There is a passage on page 54 of Strange Heaven, “It seemed like, even if you didn’t want to, or even if you paid no attention to it whatsoever, life, existence, whatever it was, carried on and it carried you with it.” Is Strange Heaven in some ways about the awkwardness of life at 18: floating between child- and adulthood? Or is it more about life being beyond us, as expressed in a following line, “You can build a nice little house on the shore and a tidal wave will come and eat it up.”
It’s about helplessness, which in some ways, yes, is a big part of crossing the bridge from childhood into adulthood. But it’s also the realization that adulthood entails a certain degree of helplessness too. I think Bridget’s so obsessed with that idea because she finds it intolerable—she wants adulthood to be about exerting control but so far the defining experience of her newfound adulthood—giving birth—has been steeped in helplessness.
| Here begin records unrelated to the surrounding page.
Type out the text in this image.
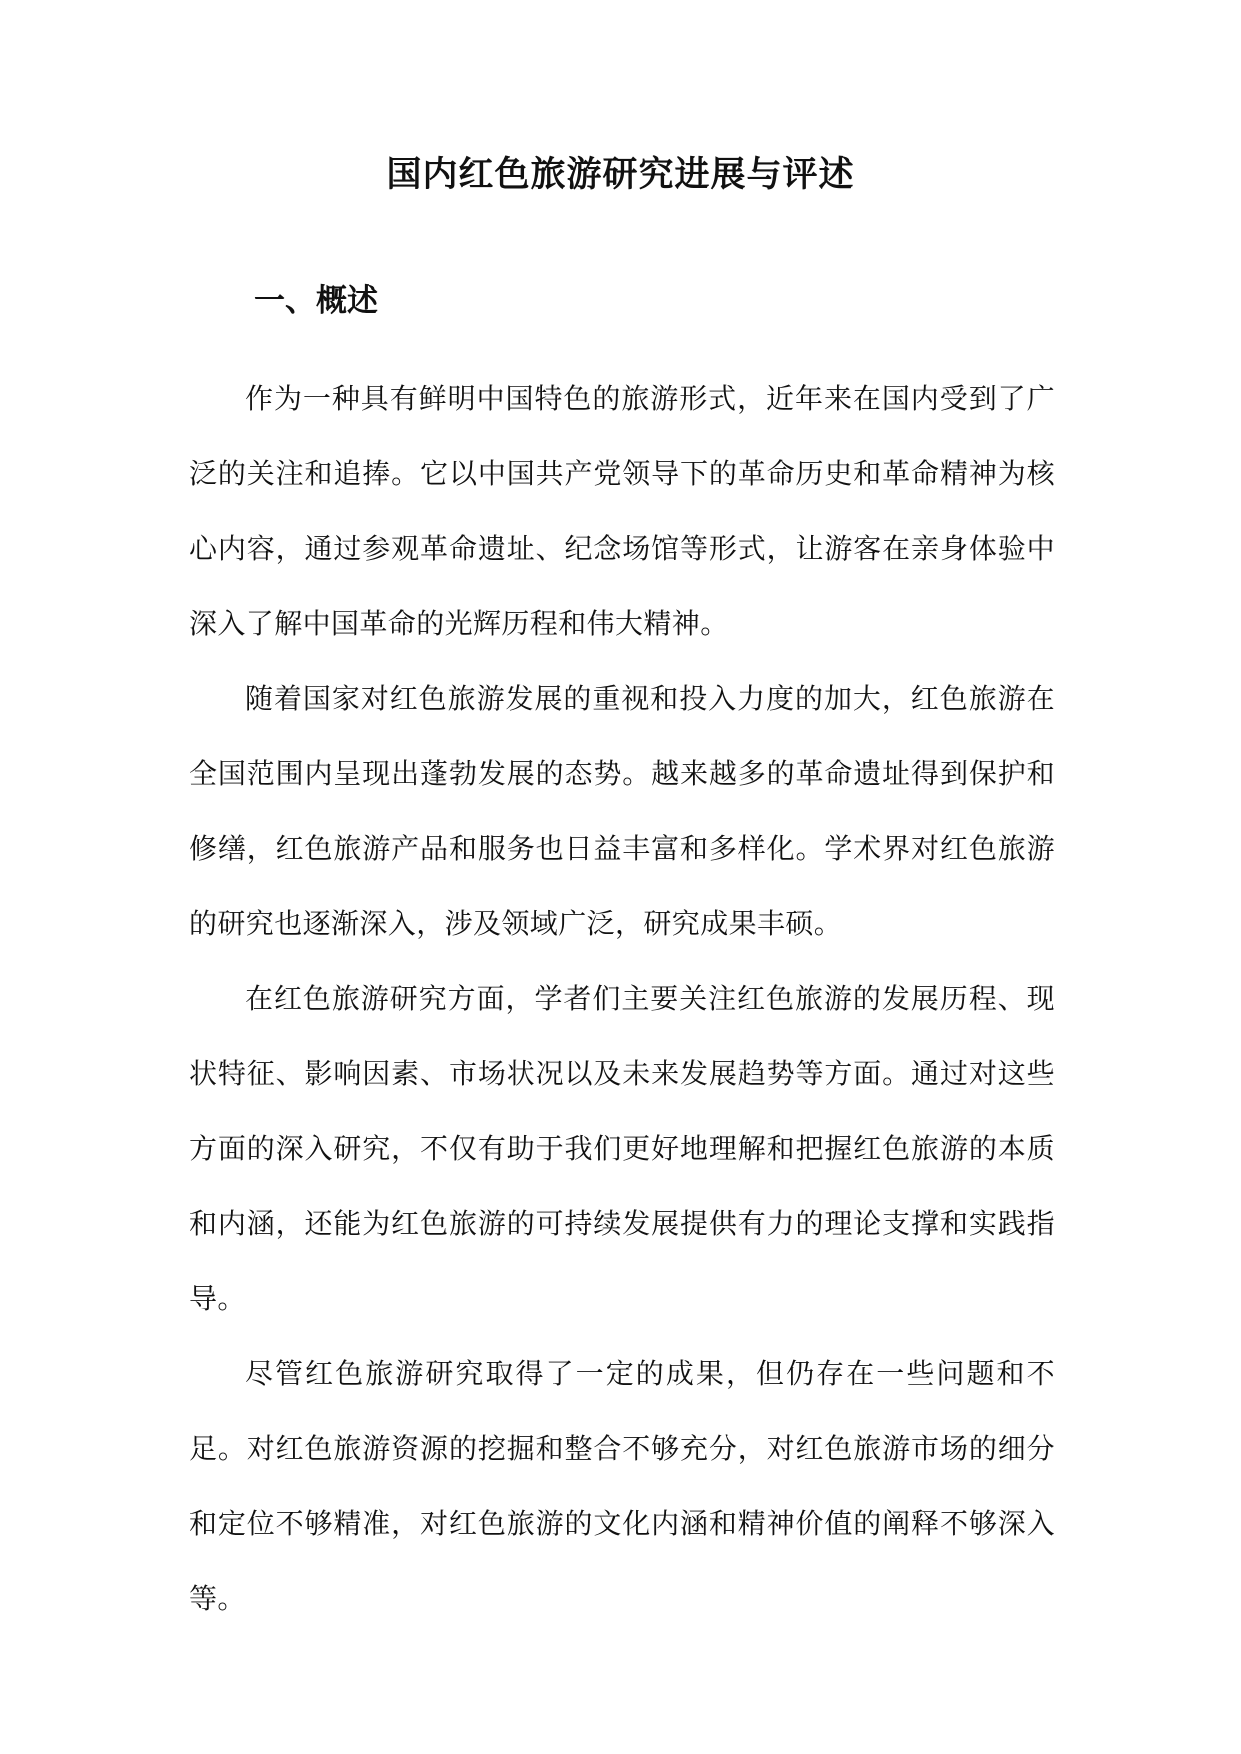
国内红色旅游研究进展与评述
一、概述

作为一种具有鲜明中国特色的旅游形式，近年来在国内受到了广泛的关注和追捧。它以中国共产党领导下的革命历史和革命精神为核心内容，通过参观革命遗址、纪念场馆等形式，让游客在亲身体验中深入了解中国革命的光辉历程和伟大精神。

随着国家对红色旅游发展的重视和投入力度的加大，红色旅游在全国范围内呈现出蓬勃发展的态势。越来越多的革命遗址得到保护和修缮，红色旅游产品和服务也日益丰富和多样化。学术界对红色旅游的研究也逐渐深入，涉及领域广泛，研究成果丰硕。

在红色旅游研究方面，学者们主要关注红色旅游的发展历程、现状特征、影响因素、市场状况以及未来发展趋势等方面。通过对这些方面的深入研究，不仅有助于我们更好地理解和把握红色旅游的本质和内涵，还能为红色旅游的可持续发展提供有力的理论支撑和实践指导。

尽管红色旅游研究取得了一定的成果，但仍存在一些问题和不足。对红色旅游资源的挖掘和整合不够充分，对红色旅游市场的细分和定位不够精准，对红色旅游的文化内涵和精神价值的阐释不够深入等。
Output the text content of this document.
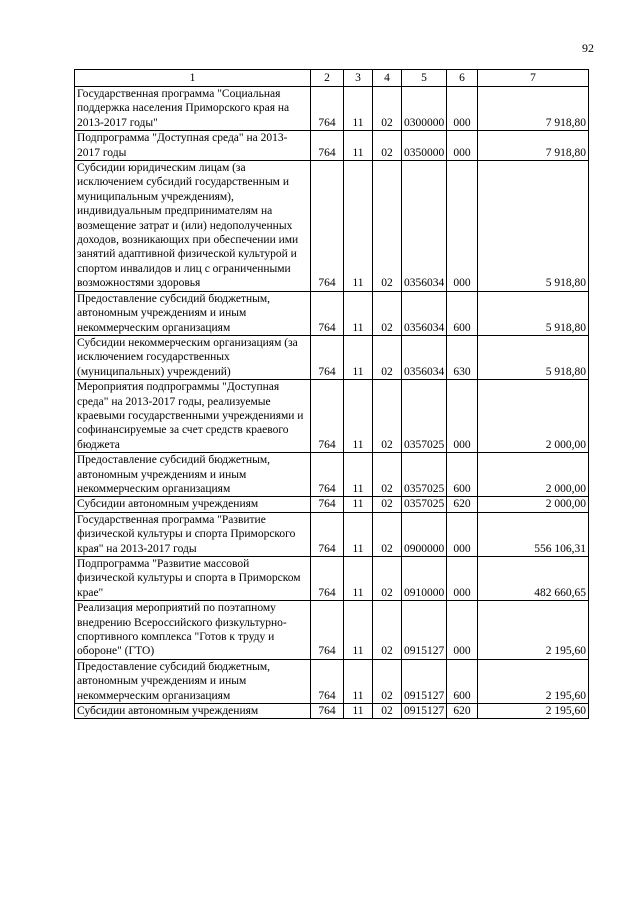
92
1	2	3	4	5	6	7
Государственная программа "Социальная поддержка населения Приморского края на 2013-2017 годы"	764	11	02	0300000	000	7 918,80
Подпрограмма "Доступная среда" на 2013-2017 годы	764	11	02	0350000	000	7 918,80
Субсидии юридическим лицам (за исключением субсидий государственным и муниципальным учреждениям), индивидуальным предпринимателям на возмещение затрат и (или) недополученных доходов, возникающих при обеспечении ими занятий адаптивной физической культурой и спортом инвалидов и лиц с ограниченными возможностями здоровья	764	11	02	0356034	000	5 918,80
Предоставление субсидий бюджетным, автономным учреждениям и иным некоммерческим организациям	764	11	02	0356034	600	5 918,80
Субсидии некоммерческим организациям (за исключением государственных (муниципальных) учреждений)	764	11	02	0356034	630	5 918,80
Мероприятия подпрограммы "Доступная среда" на 2013-2017 годы, реализуемые краевыми государственными учреждениями и софинансируемые за счет средств краевого бюджета	764	11	02	0357025	000	2 000,00
Предоставление субсидий бюджетным, автономным учреждениям и иным некоммерческим организациям	764	11	02	0357025	600	2 000,00
Субсидии автономным учреждениям	764	11	02	0357025	620	2 000,00
Государственная программа "Развитие физической культуры и спорта Приморского края" на 2013-2017 годы	764	11	02	0900000	000	556 106,31
Подпрограмма "Развитие массовой физической культуры и спорта в Приморском крае"	764	11	02	0910000	000	482 660,65
Реализация мероприятий по поэтапному внедрению Всероссийского физкультурно-спортивного комплекса "Готов к труду и обороне" (ГТО)	764	11	02	0915127	000	2 195,60
Предоставление субсидий бюджетным, автономным учреждениям и иным некоммерческим организациям	764	11	02	0915127	600	2 195,60
Субсидии автономным учреждениям	764	11	02	0915127	620	2 195,60
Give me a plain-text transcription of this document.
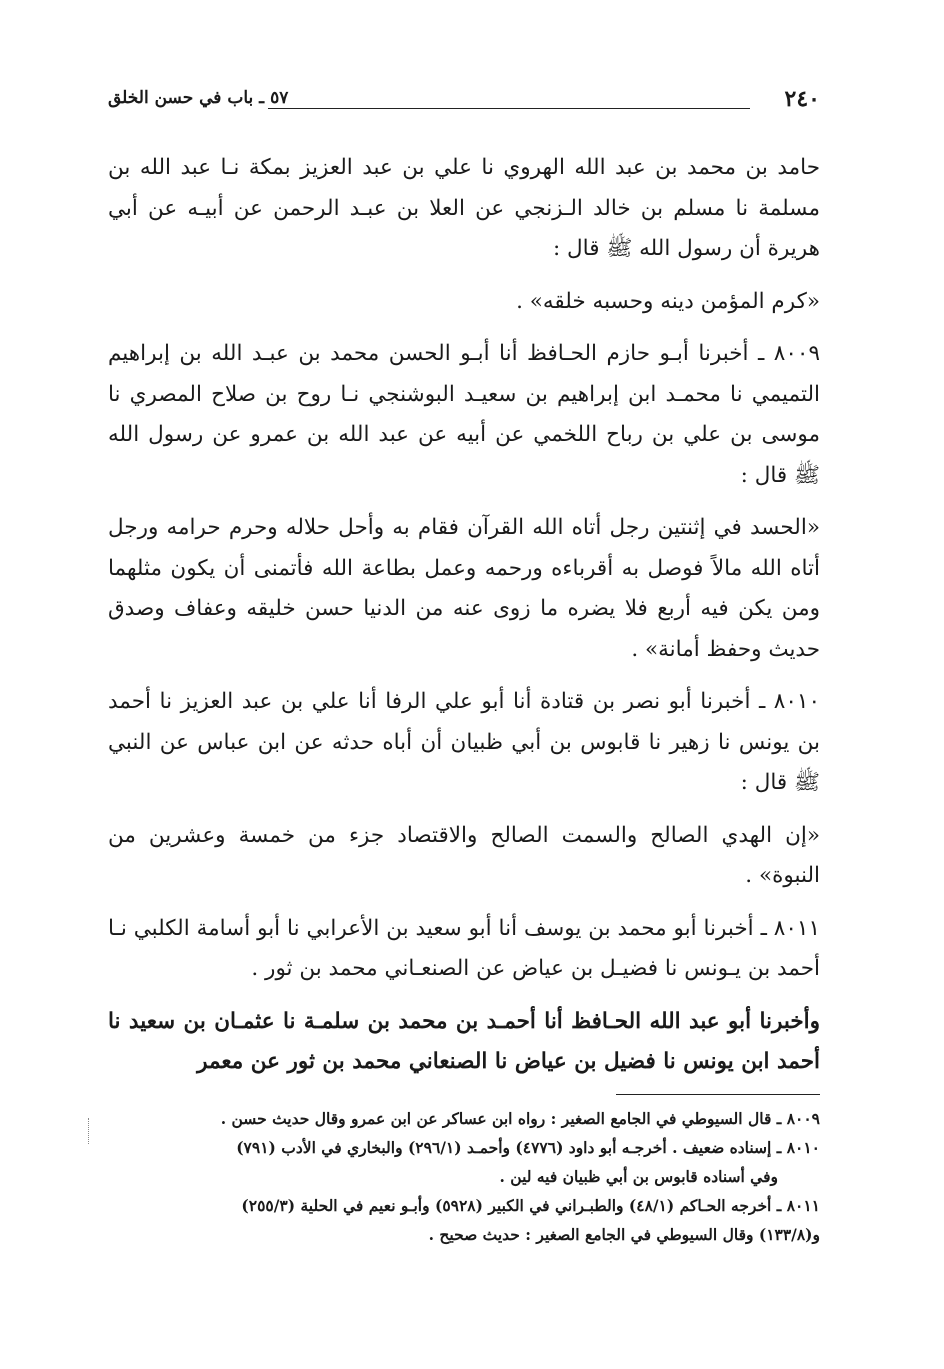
٢٤٠
٥٧ ـ باب في حسن الخلق

حامد بن محمد بن عبد الله الهروي نا علي بن عبد العزيز بمكة نـا عبد الله بن مسلمة نا مسلم بن خالد الـزنجي عن العلا بن عبـد الرحمن عن أبيـه عن أبي هريرة أن رسول الله ﷺ قال :

«كرم المؤمن دينه وحسبه خلقه» .

٨٠٠٩ ـ أخبرنا أبـو حازم الحـافظ أنا أبـو الحسن محمد بن عبـد الله بن إبراهيم التميمي نا محمـد ابن إبراهيم بن سعيـد البوشنجي نـا روح بن صلاح المصري نا موسى بن علي بن رباح اللخمي عن أبيه عن عبد الله بن عمرو عن رسول الله ﷺ قال :

«الحسد في إثنتين رجل أتاه الله القرآن فقام به وأحل حلاله وحرم حرامه ورجل أتاه الله مالاً فوصل به أقرباءه ورحمه وعمل بطاعة الله فأتمنى أن يكون مثلهما ومن يكن فيه أربع فلا يضره ما زوى عنه من الدنيا حسن خليقه وعفاف وصدق حديث وحفظ أمانة» .

٨٠١٠ ـ أخبرنا أبو نصر بن قتادة أنا أبو علي الرفا أنا علي بن عبد العزيز نا أحمد بن يونس نا زهير نا قابوس بن أبي ظبيان أن أباه حدثه عن ابن عباس عن النبي ﷺ قال :

«إن الهدي الصالح والسمت الصالح والاقتصاد جزء من خمسة وعشرين من النبوة» .

٨٠١١ ـ أخبرنا أبو محمد بن يوسف أنا أبو سعيد بن الأعرابي نا أبو أسامة الكلبي نـا أحمد بن يـونس نا فضيـل بن عياض عن الصنعـاني محمد بن ثور .

وأخبرنا أبو عبد الله الحـافظ أنا أحمـد بن محمد بن سلمـة نا عثمـان بن سعيد نا أحمد ابن يونس نا فضيل بن عياض نا الصنعاني محمد بن ثور عن معمر

٨٠٠٩ ـ قال السيوطي في الجامع الصغير : رواه ابن عساكر عن ابن عمرو وقال حديث حسن .

٨٠١٠ ـ إسناده ضعيف . أخرجـه أبو داود (٤٧٧٦) وأحمـد (٢٩٦/١) والبخاري في الأدب (٧٩١)

وفي أسناده قابوس بن أبي ظبيان فيه لين .

٨٠١١ ـ أخرجه الحـاكم (٤٨/١) والطبـراني في الكبير (٥٩٢٨) وأبـو نعيم في الحلية (٢٥٥/٣)

و(١٣٣/٨) وقال السيوطي في الجامع الصغير : حديث صحيح .
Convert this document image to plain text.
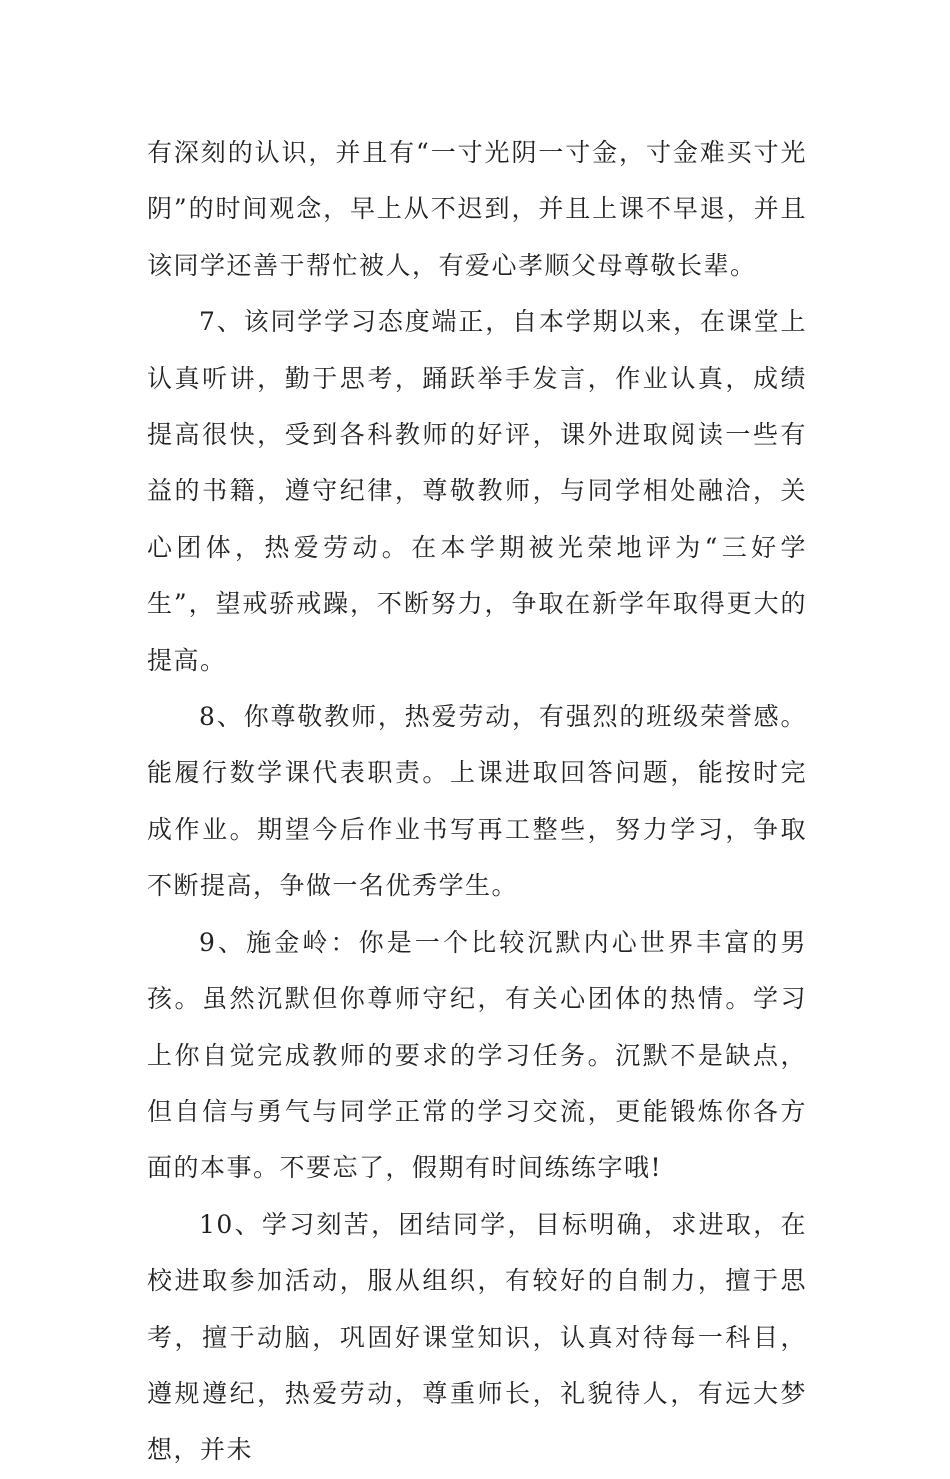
有深刻的认识，并且有“一寸光阴一寸金，寸金难买寸光阴”的时间观念，早上从不迟到，并且上课不早退，并且该同学还善于帮忙被人，有爱心孝顺父母尊敬长辈。

7、该同学学习态度端正，自本学期以来，在课堂上认真听讲，勤于思考，踊跃举手发言，作业认真，成绩提高很快，受到各科教师的好评，课外进取阅读一些有益的书籍，遵守纪律，尊敬教师，与同学相处融洽，关心团体，热爱劳动。在本学期被光荣地评为“三好学生”，望戒骄戒躁，不断努力，争取在新学年取得更大的提高。

8、你尊敬教师，热爱劳动，有强烈的班级荣誉感。能履行数学课代表职责。上课进取回答问题，能按时完成作业。期望今后作业书写再工整些，努力学习，争取不断提高，争做一名优秀学生。

9、施金岭：你是一个比较沉默内心世界丰富的男孩。虽然沉默但你尊师守纪，有关心团体的热情。学习上你自觉完成教师的要求的学习任务。沉默不是缺点，但自信与勇气与同学正常的学习交流，更能锻炼你各方面的本事。不要忘了，假期有时间练练字哦!

10、学习刻苦，团结同学，目标明确，求进取，在校进取参加活动，服从组织，有较好的自制力，擅于思考，擅于动脑，巩固好课堂知识，认真对待每一科目，遵规遵纪，热爱劳动，尊重师长，礼貌待人，有远大梦想，并未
You followed up Strange Heaven with a collection of shorts, Play the Monster Blind. One of the shorts featured Bridget and Allan from Strange Heaven. You weren’t done with them?
It was a pretty straightforward affair. I had this story with two characters who I realized were exactly like Bridget and Allan. I thought: That’s lame. Don’t write about the same characters and give them different names.
I loved every single story in Play the Monster Blind. Out of curiosity, what’s your favourite, if I forced you to pick one.
“Jesus Christ, Murdeena” because it was fun. The writing of that story represented, for me, an acceptance of all the things that were infuriating about the place I grew up and having fun with that—making light. It still has an edge of anger, and sadness and futility, because that’s inevitable, but there’s an element of fuck-you glee too as represented by Murdeena once she has fully “come out”. Nobody understands her and everyone is ashamed of her but she doesn’t care—she knows who she is and it makes her ecstatic. She’s going to share it with people whether they want it or not.
When I talk to someone about Play the Monster Blind, they are quick to talk about “Jesus Christ, Murdeena.” A story about an always-walking young woman who stops wearing shoes and starts telling people she is Jesus, round 2. Where did this idea come from?
It’s a straightforward metaphor for what Alice Munro identifies as the “who do you think you are” factor of growing up in small towns. Never dream, never imagine great things, never suppose the world holds anything more in store for you than it does for anyone else. I remember the moment I came up with the idea for the story. I was making a joke about something—some decision I’d made when I was young that had astonished and exasperated some people. I spoke the words: “You’d think I’d announced that I was Jesus Christ or something.”
All of your work has a rare and highly enjoyable liveliness to it. Particularly your characters. In my review of Strange Heaven, I’ve said, “If characters could get any more real or fun to read about, then Lynn Coady would make all the real-life people you know seem dull and unconvincing.” What’s your favourite character from all of your novels?
I think Isadore from Saints of Big Harbour, because I pushed him very far, in terms of his unconscionable behavior, and he kept surprising me—he would one up me. He’d be like: Oh yeah, you think that’s bad? Well what if I do this? And I’d be appalled. But even more exciting than his capacity for bad behavior was his ability to deflect blame—he did it automatically, without a moment’s reflection. He’s the kind of character you just let loose on the page and sit back and watch in astonishment.
Your work tends to be a delicate balance of laugh-out-loud humour and gasp-out-loud moments of pathos. Is this just how it comes out, or is it intentional?
It’s just how it comes out. Writing fiction is a kind of primal scream therapy for me. I just close my eyes and give ‘er.